North Korea Stole $280 Million From a Crypto Platform Without Exploiting a Single Bug

Drift Protocol, a Solana based decentralized exchange with 200,000 traders, lost $280 million after attackers seized administrative control using pre signed transactions and durable nonces. The smart contracts were never compromised.

Cracked smartphone screen showing a cryptocurrency trading dashboard with declining charts

What Happened

On April 1, 2026, attackers executed a precisely timed heist against Drift Protocol, a decentralized exchange built on the Solana blockchain. In a matter of minutes, they transferred administrative control of the platform to themselves, introduced a malicious asset, and drained between $280 and $285 million in cryptocurrency.

The attack did not exploit a vulnerability in Drift's smart contracts or code. Instead, the attackers targeted the human governance layer, specifically the platform's Security Council, a multisignature wallet requiring 2 of 5 approvals to execute administrative transactions.

How the Attack Worked

The heist relied on two Solana features: durable nonce accounts and pre signed transactions. Here is the sequence:

  • March 23 to 30: Attackers obtained 2 of 5 multisig approvals from Security Council members through social engineering or credential compromise
  • Pre signing phase: Using durable nonces, they created transactions that would remain valid indefinitely, unlike normal Solana transactions that expire after a few minutes
  • April 1 execution: All pre signed transactions were submitted within minutes, transferring admin control, introducing a malicious token, and draining user funds

Durable nonces are a legitimate Solana feature designed for offline transaction signing. In this case, they became the weapon, allowing attackers to prepare an entire heist in advance and execute it faster than any human response was possible.

North Korean Attribution

Blockchain intelligence firms Elliptic and TRM Labs attributed the attack to North Korean threat actors based on multiple on chain indicators. The evidence includes Tornado Cash usage for laundering, CarbonVote deployment timed to 09:30 Pyongyang local time, cross chain bridging patterns consistent with previous DPRK operations, and rapid large scale laundering matching the playbook used in the $1.5 billion Bybit hack earlier in 2025.
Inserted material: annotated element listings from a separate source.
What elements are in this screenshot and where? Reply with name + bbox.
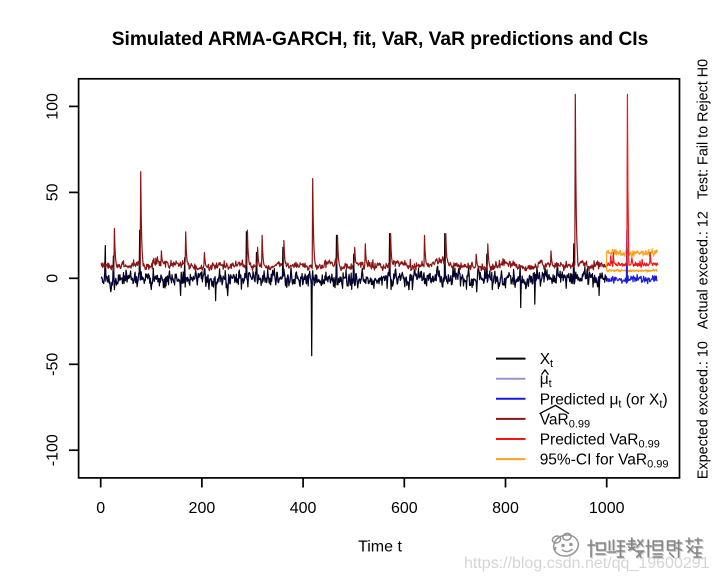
svg-text:https://blog.csdn.net/qq_19600: https://blog.csdn.net/qq_19600291 — [464, 555, 710, 572]
svg-text:600: 600 — [391, 500, 418, 517]
svg-text:Time t: Time t — [358, 539, 402, 556]
svg-text:200: 200 — [189, 500, 216, 517]
svg-text:0: 0 — [45, 274, 62, 283]
svg-text:50: 50 — [45, 183, 62, 201]
svg-text:Predicted μt (or Xt): Predicted μt (or Xt) — [540, 391, 668, 410]
svg-text:-100: -100 — [45, 434, 62, 466]
svg-text:0: 0 — [96, 500, 105, 517]
svg-text:800: 800 — [492, 500, 519, 517]
svg-text:95%-CI for VaR0.99: 95%-CI for VaR0.99 — [540, 452, 669, 471]
svg-text:400: 400 — [290, 500, 317, 517]
svg-text:Simulated ARMA-GARCH, fit, VaR: Simulated ARMA-GARCH, fit, VaR, VaR pred… — [112, 29, 649, 50]
svg-text:100: 100 — [45, 93, 62, 120]
svg-text:-50: -50 — [45, 353, 62, 376]
svg-text:Expected exceed.: 10 Actual: Expected exceed.: 10 Actual exceed.: 12 … — [696, 59, 712, 479]
svg-text:Xt: Xt — [540, 351, 553, 370]
svg-text:Predicted VaR0.99: Predicted VaR0.99 — [540, 432, 660, 451]
svg-text:1000: 1000 — [589, 500, 625, 517]
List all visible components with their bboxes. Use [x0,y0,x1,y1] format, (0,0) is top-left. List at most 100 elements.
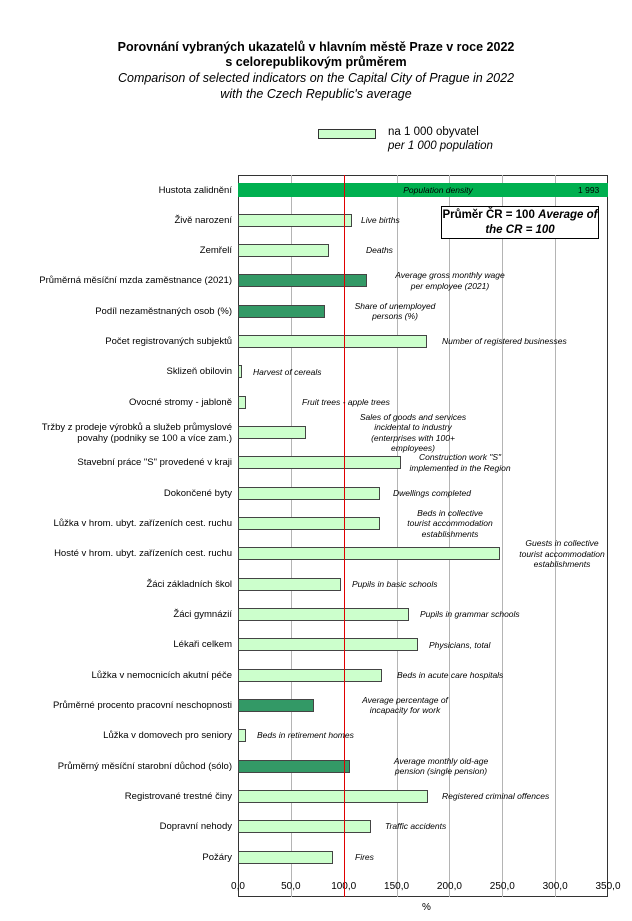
category-label-line: Průměrný měsíční starobní důchod (sólo) [57,760,232,772]
category-label: Hustota zalidnění [159,185,232,196]
category-label: Počet registrovaných subjektů [105,336,232,347]
category-label-en: Deaths [366,245,393,256]
x-axis-label: % [422,902,431,913]
bar [238,517,380,530]
gridline [502,175,504,897]
category-label-line: Hustota zalidnění [158,184,232,196]
category-label-en: Traffic accidents [385,821,446,832]
bar [238,335,427,349]
gridline [555,175,557,897]
category-label-en-line: Average gross monthly wage [395,270,505,281]
category-label-line: Žáci gymnázií [173,608,232,620]
category-label-en: Dwellings completed [393,488,471,499]
bar [238,365,243,379]
category-label-en-line: incidental to industry [374,422,452,433]
category-label: Podíl nezaměstnaných osob (%) [95,306,232,317]
category-label: Sklizeň obilovin [167,366,232,377]
category-label-en-line: Beds in retirement homes [257,730,354,741]
category-label-en-line: Harvest of cereals [253,366,322,377]
bar [238,395,247,409]
category-label: Hosté v hrom. ubyt. zařízeních cest. ruc… [54,548,232,559]
category-label-en-line: Sales of goods and services [359,411,467,422]
category-label: Lůžka v hrom. ubyt. zařízeních cest. ruc… [54,518,232,529]
category-label-en-line: tourist accommodation [519,548,605,559]
category-label-line: Dokončené byty [163,487,232,499]
category-label-en: Beds in retirement homes [257,730,354,741]
category-label: Průměrný měsíční starobní důchod (sólo) [58,761,232,772]
category-label-en-line: Registered criminal offences [442,791,550,802]
chart-title: Porovnání vybraných ukazatelů v hlavním … [117,40,515,54]
category-label-line: Dopravní nehody [159,821,232,833]
category-label-en: Registered criminal offences [442,791,549,802]
category-label-en-line: Beds in collective [417,507,483,518]
category-label-en-line: Deaths [366,245,393,256]
chart-subtitle: Comparison of selected indicators on the… [117,71,515,85]
category-label-line: Hosté v hrom. ubyt. zařízeních cest. ruc… [54,548,232,560]
category-label-line: povahy (podniky se 100 a více zam.) [77,432,232,444]
category-label: Lůžka v domovech pro seniory [103,730,232,741]
bar [238,486,380,500]
category-label-en: Guests in collective tourist accommodatio… [519,538,605,570]
category-label: Lékaři celkem [173,639,232,650]
bar [238,274,368,288]
category-label-en-line: Physicians, total [429,639,491,650]
category-label: Zemřelí [200,245,232,256]
category-label-en-line: Beds in acute care hospitals [397,669,504,680]
category-label-en: Harvest of cereals [253,367,322,378]
category-label-en-line: Guests in collective [525,538,599,549]
category-label-line: Živě narození [174,214,232,226]
reference-note-cz: Průměr ČR = 100 [442,209,535,221]
category-label-line: Průměrné procento pracovní neschopnosti [52,699,232,711]
category-label-line: Ovocné stromy - jabloně [129,396,232,408]
bar [238,850,334,864]
bar [238,456,402,470]
bar [238,607,409,621]
category-label-en: Number of registered businesses [442,336,567,347]
category-label: Lůžka v nemocnicích akutní péče [92,670,232,681]
category-label-line: Sklizeň obilovin [166,366,232,378]
category-label-line: Lékaři celkem [173,639,232,651]
data-label-density: 1 993 [578,184,600,195]
bar [238,759,351,773]
x-tick-label: 350,0 [595,881,621,892]
category-label-en-line: Average monthly old-age [393,755,489,766]
category-label-en-line: employees) [391,443,435,454]
bar [238,668,383,682]
legend-swatch [318,129,376,139]
legend-label-en: per 1 000 population [388,140,493,152]
bar [238,213,352,227]
category-label-line: Stavební práce "S" provedené v kraji [77,457,232,469]
gridline [449,175,451,897]
bar [238,426,306,440]
category-label-en: Fruit trees - apple trees [302,397,390,408]
gridline [396,175,398,897]
bar [238,547,501,561]
category-label-en-line: Traffic accidents [385,821,447,832]
category-label-en: Construction work "S" implemented in the … [409,452,510,473]
category-label-line: Požáry [202,851,232,863]
bar [238,729,247,743]
category-label-line: Počet registrovaných subjektů [105,336,232,348]
category-label-en: Population density [403,185,472,196]
x-tick-label: 50,0 [281,881,301,892]
bar [238,304,325,318]
category-label-en-line: establishments [533,559,591,570]
category-label-line: Podíl nezaměstnaných osob (%) [95,305,232,317]
bar [238,820,372,834]
category-label-en-line: (enterprises with 100+ [371,432,455,443]
category-label-en-line: Dwellings completed [393,487,471,498]
category-label-en: Average percentage of incapacity for work [362,695,448,716]
category-label-en: Live births [361,215,400,226]
category-label: Průměrná měsíční mzda zaměstnance (2021) [39,275,232,286]
category-label-en: Physicians, total [429,640,490,651]
chart-subtitle-line2: with the Czech Republic's average [220,87,412,101]
legend-label-cz: na 1 000 obyvatel [388,126,479,138]
category-label-en-line: Population density [403,184,473,195]
category-label-en-line: Pupils in grammar schools [420,609,520,620]
category-label-en-line: tourist accommodation [407,518,493,529]
category-label-en: Share of unemployed persons (%) [355,301,436,322]
category-label-en-line: Construction work "S" [418,452,502,463]
category-label: Živě narození [174,215,232,226]
category-label: Registrované trestné činy [125,791,232,802]
reference-note-box: Průměr ČR = 100 Average of the CR = 100 [441,206,599,239]
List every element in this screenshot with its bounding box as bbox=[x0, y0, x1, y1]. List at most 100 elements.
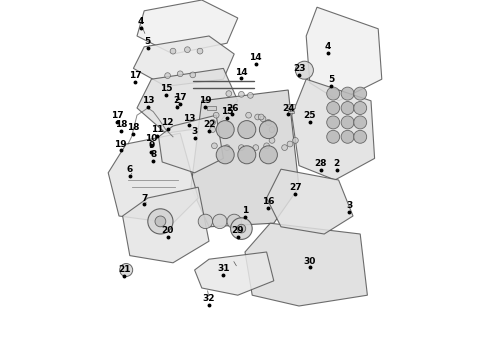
Text: 4: 4 bbox=[137, 17, 144, 26]
Circle shape bbox=[293, 138, 298, 143]
Circle shape bbox=[327, 130, 340, 143]
Polygon shape bbox=[122, 187, 209, 263]
Circle shape bbox=[341, 116, 354, 129]
Polygon shape bbox=[137, 68, 238, 133]
Text: 10: 10 bbox=[145, 134, 158, 143]
Text: 18: 18 bbox=[115, 120, 127, 129]
Text: 16: 16 bbox=[262, 197, 275, 206]
Circle shape bbox=[226, 91, 232, 96]
Polygon shape bbox=[195, 252, 274, 295]
Circle shape bbox=[190, 72, 196, 78]
Circle shape bbox=[354, 102, 367, 114]
Circle shape bbox=[120, 264, 133, 276]
Text: 28: 28 bbox=[315, 159, 327, 168]
Text: 15: 15 bbox=[160, 84, 172, 93]
Circle shape bbox=[197, 48, 203, 54]
Text: 17: 17 bbox=[111, 111, 123, 120]
Text: 32: 32 bbox=[203, 294, 215, 303]
Polygon shape bbox=[108, 133, 198, 223]
Circle shape bbox=[255, 114, 261, 120]
Circle shape bbox=[170, 48, 176, 54]
Circle shape bbox=[266, 120, 271, 125]
Text: 29: 29 bbox=[231, 226, 244, 235]
Text: 22: 22 bbox=[203, 120, 215, 129]
Bar bbox=[207, 106, 216, 110]
Circle shape bbox=[341, 87, 354, 100]
Circle shape bbox=[327, 102, 340, 114]
Circle shape bbox=[198, 214, 213, 229]
Text: 17: 17 bbox=[129, 71, 142, 80]
Circle shape bbox=[213, 112, 219, 118]
Text: 2: 2 bbox=[334, 159, 340, 168]
Circle shape bbox=[224, 145, 230, 150]
Text: 18: 18 bbox=[127, 123, 140, 132]
Text: 7: 7 bbox=[141, 194, 147, 202]
Circle shape bbox=[327, 116, 340, 129]
Text: 3: 3 bbox=[192, 127, 198, 136]
Text: 9: 9 bbox=[148, 141, 154, 150]
Bar bbox=[288, 104, 294, 108]
Circle shape bbox=[354, 130, 367, 143]
Text: 2: 2 bbox=[173, 96, 180, 105]
Polygon shape bbox=[159, 115, 223, 173]
Circle shape bbox=[258, 114, 264, 120]
Text: 6: 6 bbox=[127, 165, 133, 174]
Text: 30: 30 bbox=[304, 256, 316, 266]
Text: 31: 31 bbox=[217, 264, 230, 273]
Text: 17: 17 bbox=[174, 93, 187, 102]
Polygon shape bbox=[133, 36, 234, 86]
Text: 5: 5 bbox=[145, 37, 151, 46]
Text: 4: 4 bbox=[324, 42, 331, 51]
Polygon shape bbox=[245, 223, 368, 306]
Circle shape bbox=[264, 143, 270, 149]
Text: 15: 15 bbox=[221, 107, 233, 116]
Circle shape bbox=[238, 121, 256, 139]
Circle shape bbox=[269, 127, 275, 132]
Bar bbox=[288, 111, 294, 113]
Circle shape bbox=[245, 112, 251, 118]
Circle shape bbox=[354, 116, 367, 129]
Text: 13: 13 bbox=[142, 96, 154, 105]
Circle shape bbox=[239, 91, 245, 97]
Text: 27: 27 bbox=[289, 183, 302, 192]
Circle shape bbox=[287, 141, 293, 147]
Polygon shape bbox=[267, 169, 353, 234]
Circle shape bbox=[354, 87, 367, 100]
Text: 23: 23 bbox=[293, 64, 305, 73]
Circle shape bbox=[238, 146, 256, 164]
Text: 3: 3 bbox=[346, 201, 352, 210]
Circle shape bbox=[177, 71, 183, 77]
Text: 21: 21 bbox=[118, 266, 131, 275]
Text: 20: 20 bbox=[161, 226, 174, 235]
Circle shape bbox=[148, 209, 173, 234]
Polygon shape bbox=[137, 0, 238, 54]
Circle shape bbox=[253, 145, 259, 150]
Text: 14: 14 bbox=[249, 53, 262, 62]
Circle shape bbox=[185, 47, 190, 53]
Circle shape bbox=[210, 127, 216, 132]
Circle shape bbox=[210, 120, 216, 125]
Text: 8: 8 bbox=[150, 150, 156, 159]
Polygon shape bbox=[306, 7, 382, 101]
Circle shape bbox=[227, 214, 242, 229]
Text: 1: 1 bbox=[242, 206, 248, 215]
Text: 5: 5 bbox=[328, 75, 335, 84]
Text: 24: 24 bbox=[282, 104, 294, 113]
Circle shape bbox=[282, 145, 288, 150]
Text: 25: 25 bbox=[303, 111, 316, 120]
Polygon shape bbox=[292, 79, 374, 180]
Circle shape bbox=[341, 130, 354, 143]
Text: 19: 19 bbox=[199, 96, 212, 105]
Circle shape bbox=[155, 216, 166, 227]
Circle shape bbox=[260, 116, 266, 122]
Circle shape bbox=[213, 214, 227, 229]
Circle shape bbox=[259, 121, 277, 139]
Text: 14: 14 bbox=[235, 68, 248, 77]
Circle shape bbox=[239, 145, 245, 150]
Text: 13: 13 bbox=[183, 114, 196, 123]
Circle shape bbox=[259, 146, 277, 164]
Circle shape bbox=[212, 143, 217, 149]
Circle shape bbox=[327, 87, 340, 100]
Text: 12: 12 bbox=[161, 118, 174, 127]
Circle shape bbox=[216, 146, 234, 164]
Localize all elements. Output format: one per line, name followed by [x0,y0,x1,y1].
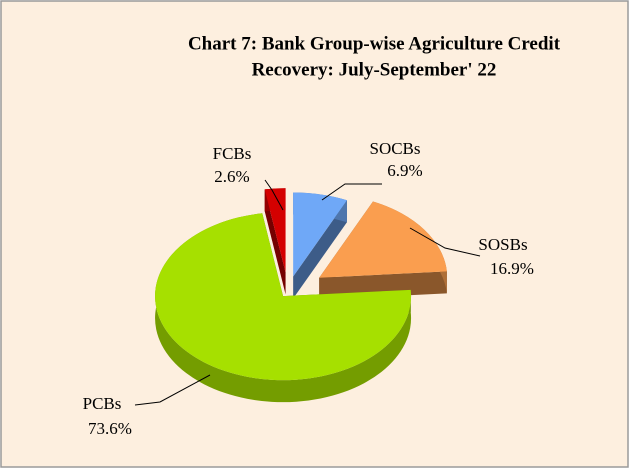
slice-side [264,189,286,295]
slice-group [155,213,412,403]
leader-line [264,179,284,211]
slice-side [319,271,447,300]
slice-value-label: 6.9% [387,161,422,180]
slice-label: PCBs [83,394,122,413]
slice-value-label: 73.6% [88,419,132,438]
slice-label: SOCBs [369,139,420,158]
slice-group [264,188,286,295]
slice-label: FCBs [213,144,252,163]
leader-line [321,183,382,201]
slice [293,192,347,277]
chart-subtitle: Recovery: July-September' 22 [252,59,497,80]
chart-title: Chart 7: Bank Group-wise Agriculture Cre… [188,33,561,54]
slice [319,201,447,278]
slice-side [293,200,347,299]
slice-value-label: 16.9% [490,259,534,278]
leader-line [409,227,481,257]
slice-group [293,192,347,299]
leader-line [134,374,211,406]
slice-value-label: 2.6% [214,167,249,186]
slice [264,188,286,273]
slice [155,213,412,381]
slice-group [319,201,447,300]
slice-label: SOSBs [478,235,527,254]
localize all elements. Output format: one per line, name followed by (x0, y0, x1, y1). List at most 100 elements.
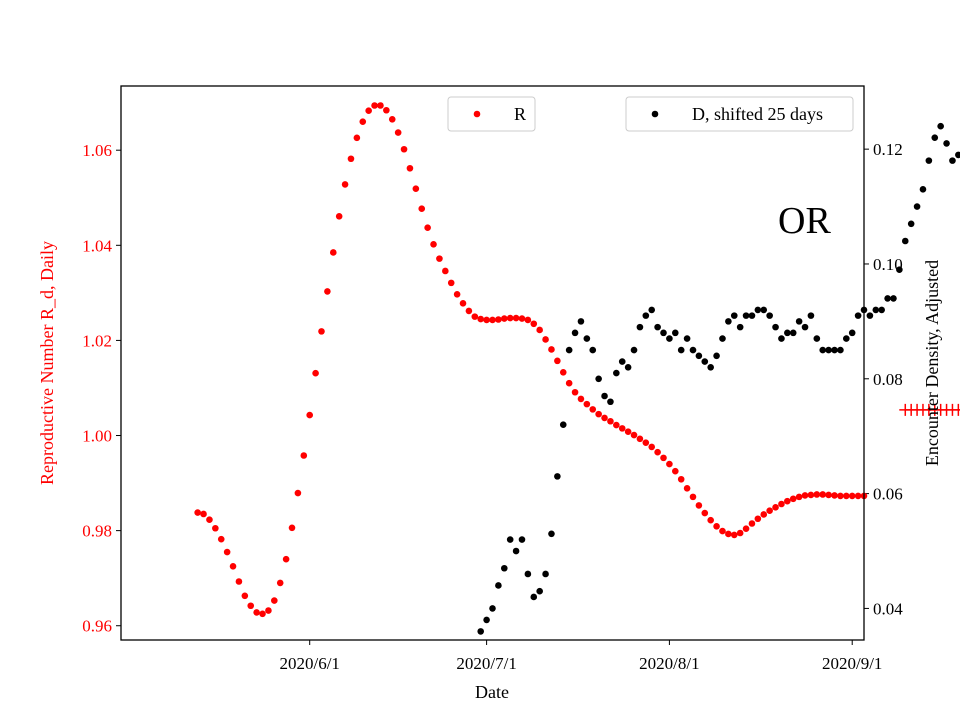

North Korea has emerged as the most prolific state sponsored cryptocurrency thief, with stolen crypto funding the country's weapons programs. The Lazarus Group and affiliated units have stolen an estimated $6 billion in cryptocurrency since 2017, according to the United Nations.

Why Governance Attacks Are the New Frontier

The Drift hack represents a shift in how cryptocurrency platforms are being attacked. As smart contract auditing has matured and code level vulnerabilities become harder to exploit, attackers are moving up the stack to target governance mechanisms.

A 2 of 5 multisig means an attacker only needs to compromise two people to control the entire platform. Whether those approvals were obtained through phishing, social engineering, or insider compromise remains under investigation. But the fundamental problem is architectural: when a small group of humans holds the keys to hundreds of millions of dollars, those humans become the attack surface.

This follows a pattern. The $625 million Ronin Network hack in 2022 also targeted validator keys rather than code. The $100 million Harmony Horizon Bridge hack exploited a 2 of 5 multisig. The technique works because it bypasses every technical audit and smart contract review.

What Was Affected

Approximately 200,000 traders used Drift Protocol. The stolen funds came from user deposits in borrow and lend pools, vault deposits, and active trading positions. Drift has frozen all protocol functions while the investigation continues.

The platform's DSOL token and insurance fund assets were not affected, according to Drift's initial disclosure. The team is working with security firms, exchanges, and law enforcement to trace and freeze the stolen funds, though recovery from North Korean operations has historically been difficult. Only a fraction of the Bybit stolen funds were ever recovered.

Lessons for Anyone Holding Crypto

The Drift hack reinforces several security principles that apply beyond DeFi:

  • Multisig thresholds matter. A 2 of 5 requirement means compromising 40% of signers gives total control. Higher thresholds like 4 of 7 or 5 of 9 make governance attacks exponentially harder
  • Time locks save assets. If administrative transactions required a 24 or 48 hour delay before execution, the community could have detected and blocked the attack
  • Self custody remains the safest option. Funds held in your own hardware wallet cannot be drained by a platform governance attack. If you are not actively trading, move assets off centralized and decentralized platforms
  • Watch for social engineering. The most sophisticated attacks start with a phishing email or a fake message, not a code exploit

What Happens Next

Drift has promised a detailed post mortem report. The platform's future depends on whether stolen funds can be traced and frozen before they are fully laundered. North Korean operators typically move fast, converting stolen crypto through mixers, cross chain bridges, and eventually into fiat currency to fund state operations.

For the broader DeFi ecosystem, the Drift hack is another data point in a growing pattern: the code can be flawless, the audits can pass, and the platform can still lose everything if the people holding the keys are compromised. The weakest link in decentralized finance continues to be the humans at the center of it.